Stamani mi sono svegliato con un'altra storia minima "in canna", una cronaca ambientata a San Giovanni, fine anni '70 dello scorso secolo e millennio.
La frazione portoferraiese dalla quale si gode (consentitemi un po' di campanilismo) uno dei più affascinanti panorami del Mediterraneo, era allora popolata da un bel nucleo di persone.
C'era perfino una minuscola rivendita di Sali&Tabacchi accanto alla quale resisteva aperta una classica "bettola" ferajese (un tempo erano due, ma quella lato est, di Cirillo, si era già trasformata prima in "bar" e successivamente in ristorante).
Nel locale conosciuto come "Da Zefiro" si mesceva vino, si faceva merenda con le povere specialità della casa; "zeri fritti e ammarinati", ova sode, paiate di vtello, baccelli - s'era stagione - che venivano dai vicini campi.
Era ancora in uso all'epoca che, dal centro ferajese e dalle proletarie periferie, gruppetti di sfaccendati anziani (quasi tutti di sesso maschile, le donne erano delle mosche bianche) nel pomeriggio, con la buona stagione, sciamassero verso le bettole periferiche decentrate (il territorio comunale contava, in barba alla temperanza, nel momento di massimo splendore, più di venti simili esercizi): i Tre Archi di Carpani, il Botteghino di Silvio al bivio per San Martino, dal Papa all'Acquabona ... e altri tra i quali, appunto Zefiro.
Io a San Giovanni all'epoca ci abitavo, inquilino degli eredi di Domingo Giulianetti, nella splendida vecchia casa che domina la piazzetta, dotata di sottostante loggiato e di una grande terrazza, dalla quale si vedeva la Portoferraio sdraiata sul mare e si controllava chi accedeva alla località, sbarcando dal pullman che in piazzetta faceva capolinea.
Quel pomeriggio dal mezzo scesero, non senza difficolta in tre: Vittorio Del Bono, che procedeva fortemente impedito, arrancando in una balbuzie che dalla lingua la natura matrigna gli aveva esteso agli arti, il suo amico del cuore che, vittima di un incidente con gli esplosivi nel dopoguerra, aveva le gambe che terminavano con i ginocchi, e con quelli, protetti di pezzi di copertoni, aveva imparato faticosamente a trascinarsi, ed un altro, un ometto alto forse un metro e mezzo, che aveva una delle due gambe con articolazioni bloccate e si muoveva come un compasso, puntando a terra un bastone.
I tre si erano fermati proprio sotto casa mia, rifiatando in attesa di compiere gli ultimi trenta lunghissimi metri che li separavano da Zefiro.
Vittorio alzò gli occhi e, riconoscendomi appollaiato sulla terrazza mi apostrofò per soprannome familiare:
"Ta-ardò - disse - nooooi siamo pro-pronti peee la corsa.
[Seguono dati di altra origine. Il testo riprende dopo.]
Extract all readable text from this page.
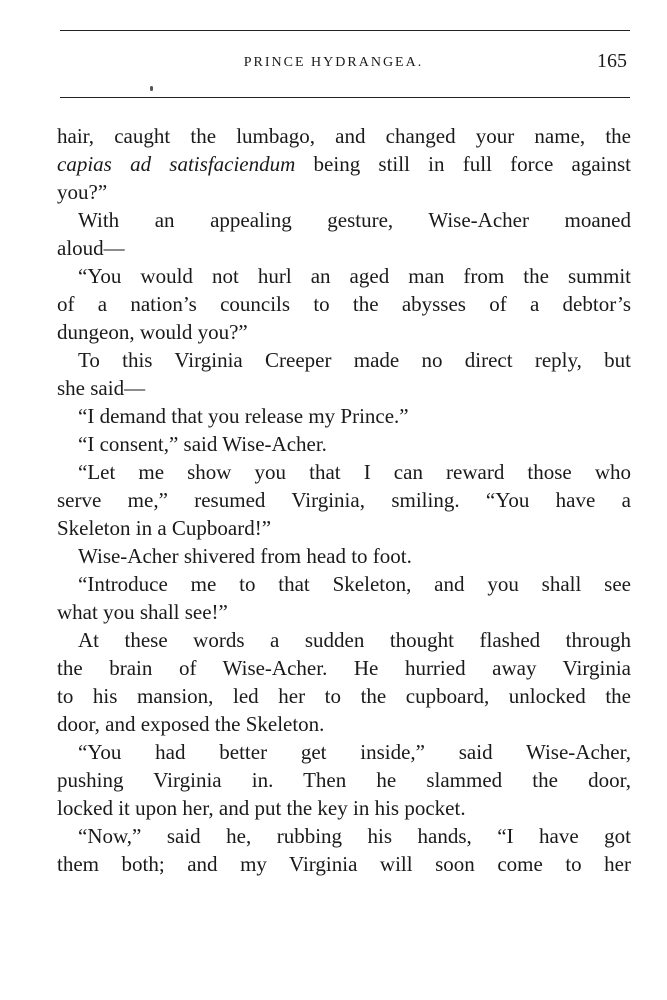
PRINCE HYDRANGEA.	165
hair, caught the lumbago, and changed your name, the
capias ad satisfaciendum being still in full force against
you?”
With an appealing gesture, Wise-Acher moaned
aloud—
“You would not hurl an aged man from the summit
of a nation’s councils to the abysses of a debtor’s
dungeon, would you?”
To this Virginia Creeper made no direct reply, but
she said—
“I demand that you release my Prince.”
“I consent,” said Wise-Acher.
“Let me show you that I can reward those who
serve me,” resumed Virginia, smiling. “You have a
Skeleton in a Cupboard!”
Wise-Acher shivered from head to foot.
“Introduce me to that Skeleton, and you shall see
what you shall see!”
At these words a sudden thought flashed through
the brain of Wise-Acher. He hurried away Virginia
to his mansion, led her to the cupboard, unlocked the
door, and exposed the Skeleton.
“You had better get inside,” said Wise-Acher,
pushing Virginia in. Then he slammed the door,
locked it upon her, and put the key in his pocket.
“Now,” said he, rubbing his hands, “I have got
them both; and my Virginia will soon come to her
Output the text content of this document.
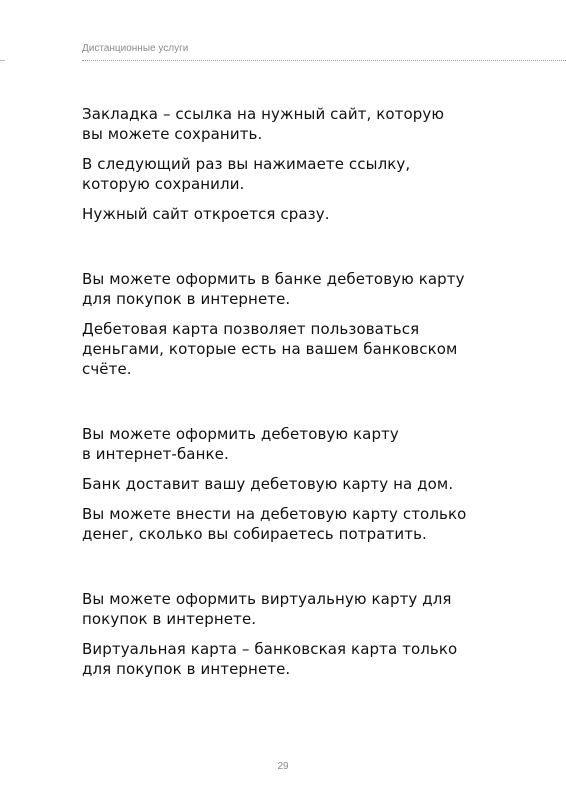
Дистанционные услуги

Закладка – ссылка на нужный сайт, которую
вы можете сохранить.

В следующий раз вы нажимаете ссылку,
которую сохранили.

Нужный сайт откроется сразу.

Вы можете оформить в банке дебетовую карту
для покупок в интернете.

Дебетовая карта позволяет пользоваться
деньгами, которые есть на вашем банковском
счёте.

Вы можете оформить дебетовую карту
в интернет-банке.

Банк доставит вашу дебетовую карту на дом.

Вы можете внести на дебетовую карту столько
денег, сколько вы собираетесь потратить.

Вы можете оформить виртуальную карту для
покупок в интернете.

Виртуальная карта – банковская карта только
для покупок в интернете.

29
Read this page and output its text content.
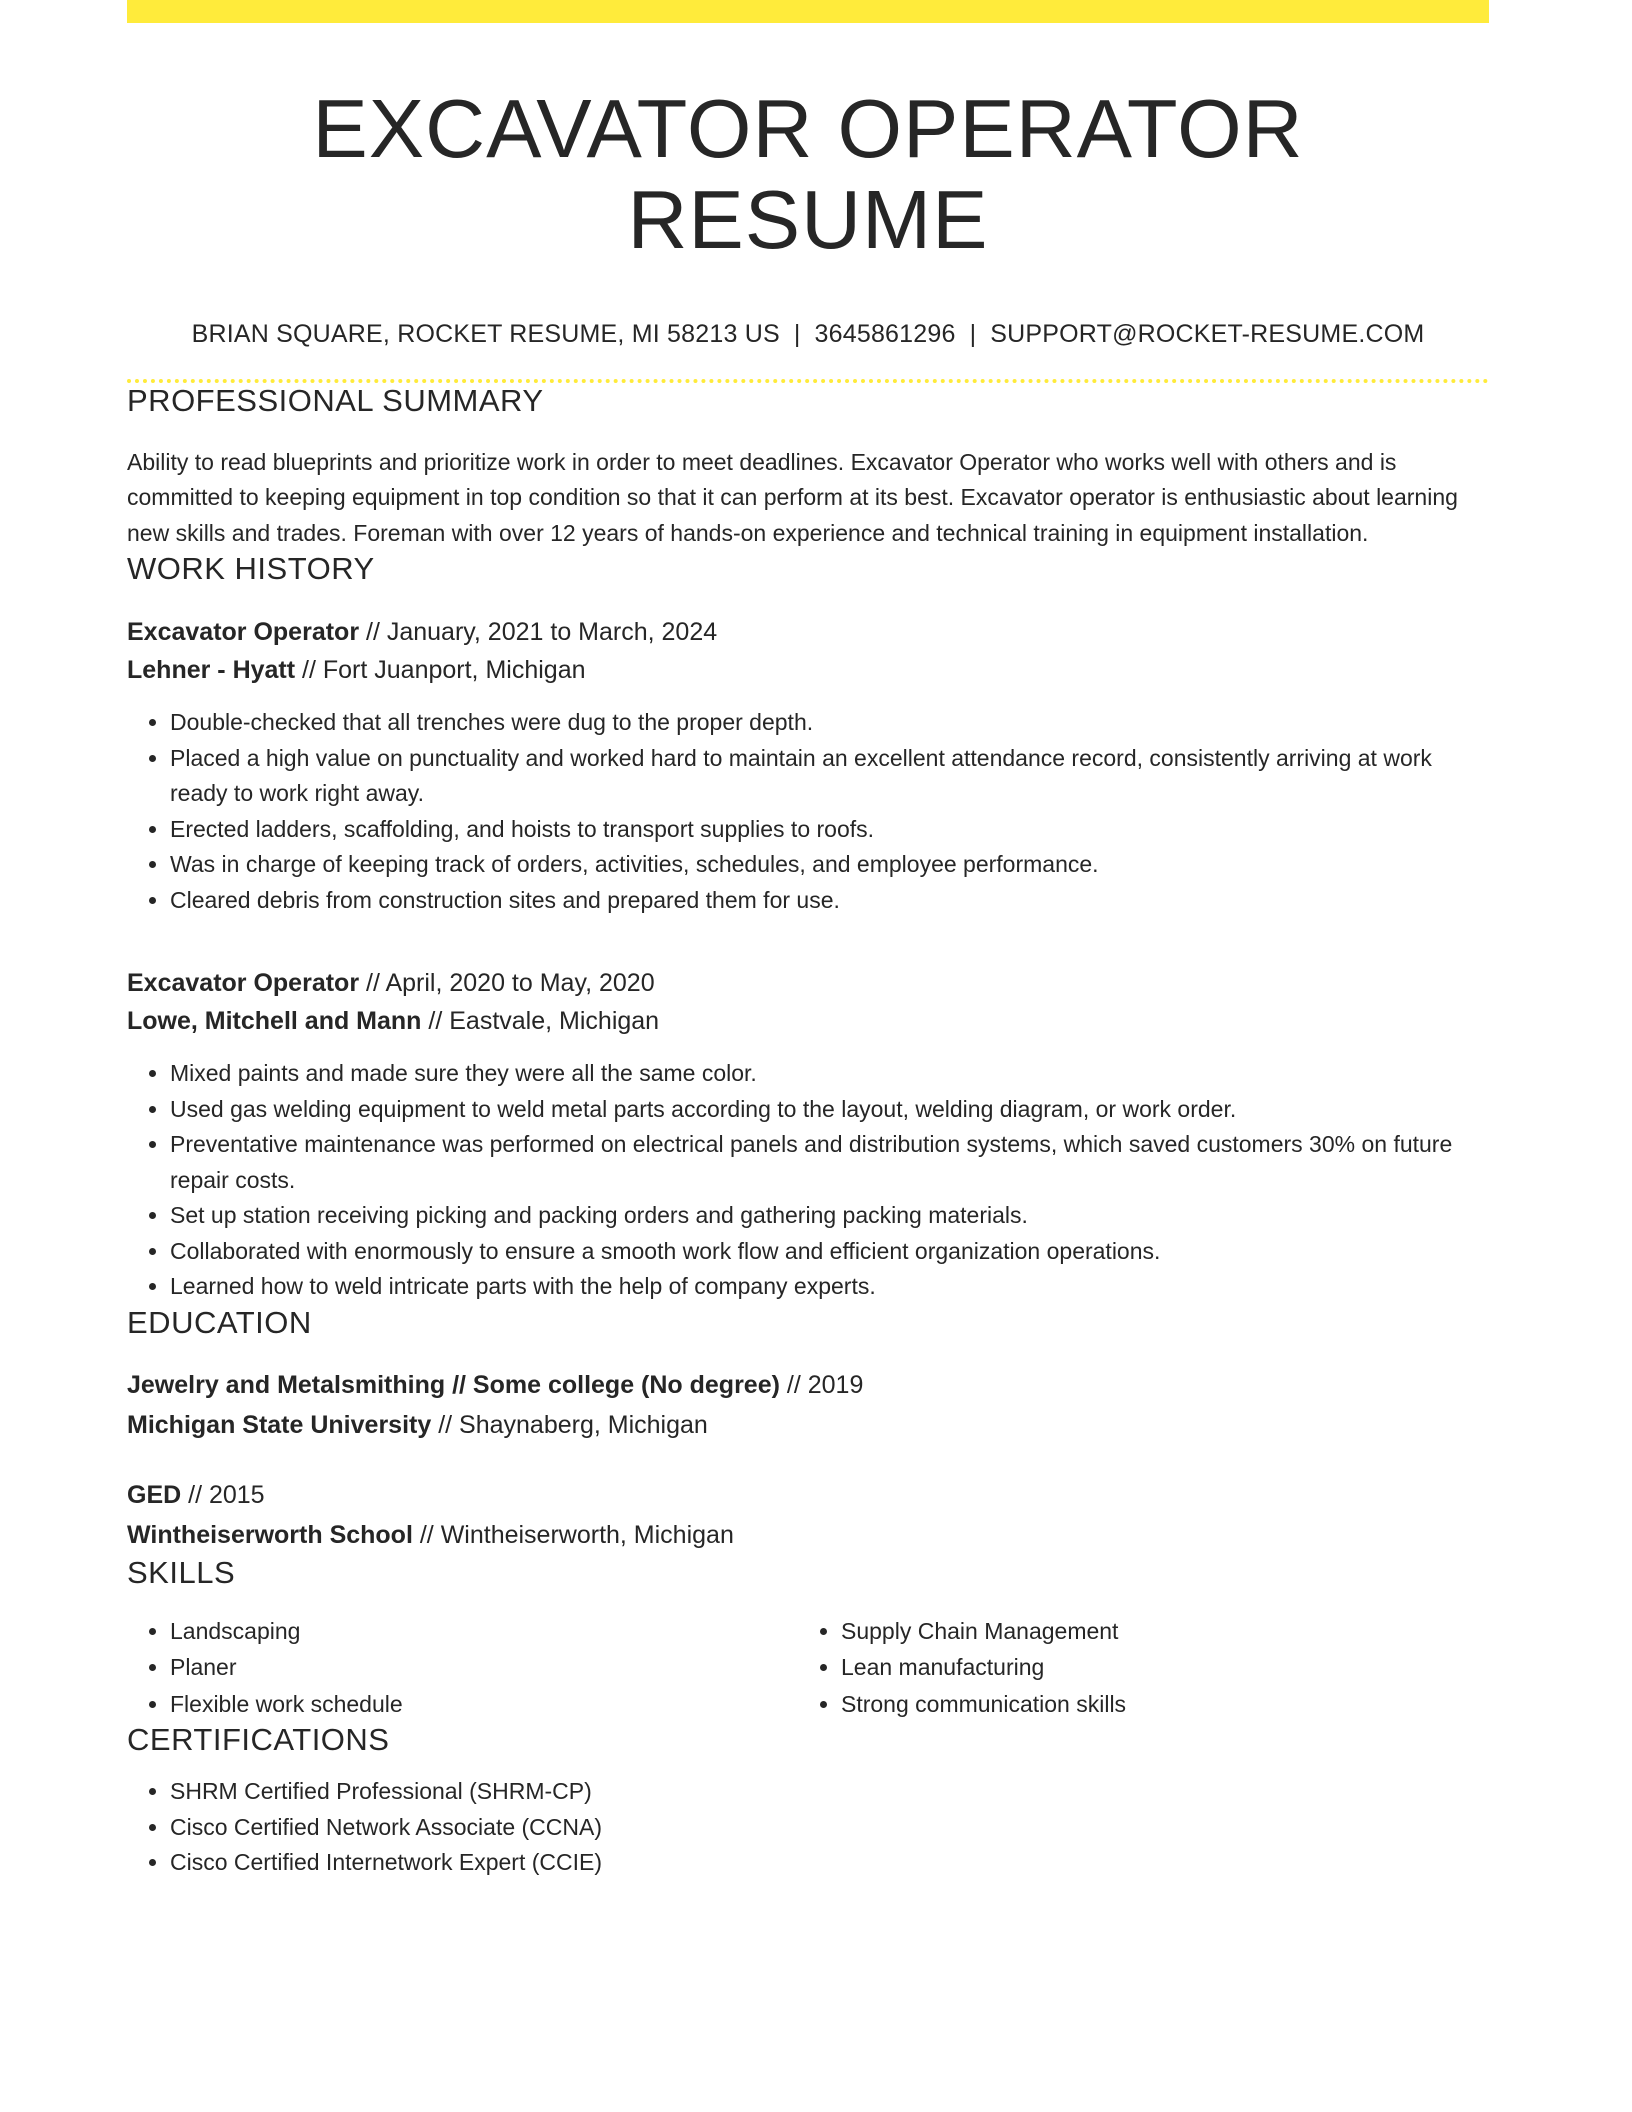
EXCAVATOR OPERATOR RESUME
BRIAN SQUARE, ROCKET RESUME, MI 58213 US | 3645861296 | SUPPORT@ROCKET-RESUME.COM
PROFESSIONAL SUMMARY
Ability to read blueprints and prioritize work in order to meet deadlines. Excavator Operator who works well with others and is committed to keeping equipment in top condition so that it can perform at its best. Excavator operator is enthusiastic about learning new skills and trades. Foreman with over 12 years of hands-on experience and technical training in equipment installation.
WORK HISTORY
Excavator Operator // January, 2021 to March, 2024
Lehner - Hyatt // Fort Juanport, Michigan
• Double-checked that all trenches were dug to the proper depth.
• Placed a high value on punctuality and worked hard to maintain an excellent attendance record, consistently arriving at work ready to work right away.
• Erected ladders, scaffolding, and hoists to transport supplies to roofs.
• Was in charge of keeping track of orders, activities, schedules, and employee performance.
• Cleared debris from construction sites and prepared them for use.
Excavator Operator // April, 2020 to May, 2020
Lowe, Mitchell and Mann // Eastvale, Michigan
• Mixed paints and made sure they were all the same color.
• Used gas welding equipment to weld metal parts according to the layout, welding diagram, or work order.
• Preventative maintenance was performed on electrical panels and distribution systems, which saved customers 30% on future repair costs.
• Set up station receiving picking and packing orders and gathering packing materials.
• Collaborated with enormously to ensure a smooth work flow and efficient organization operations.
• Learned how to weld intricate parts with the help of company experts.
EDUCATION
Jewelry and Metalsmithing // Some college (No degree) // 2019
Michigan State University // Shaynaberg, Michigan
GED // 2015
Wintheiserworth School // Wintheiserworth, Michigan
SKILLS
• Landscaping
• Planer
• Flexible work schedule
• Supply Chain Management
• Lean manufacturing
• Strong communication skills
CERTIFICATIONS
• SHRM Certified Professional (SHRM-CP)
• Cisco Certified Network Associate (CCNA)
• Cisco Certified Internetwork Expert (CCIE)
Te daaacci il via!".
In questi quaranta anni mi è tornata in mente centinaia di volte quella fulminante battuta, e la genuina risata che coinvolse me e i suoi compari.
In moltissime occasioni ho pensato alla capacità che avevano quelle persone di prendersi in giro, anche con ferocia, di sdrammatizzare una situazione di sofferenza, di farne oggetto addirittura di scherzo e allegria in luogo che di piagnucolii, ho pensato a quanto fossero "alti" quei tre che la vita aveva crudelmente scorciato.
Tutte le volte che mi trovo davanti un presunto "maggiorente" ferajese (e non), ad una mezza-sega piena di sicumera, supponenza, e arroganza, e soprattutto priva di qualsiasi capacità di "guardarsi da fuori", di trovare il ridicolo nei suoi più solenni proclami, nella sua zoppia culturale e umana, mi tornano in mente - con infinito affetto - i tre amici di San Giovanni.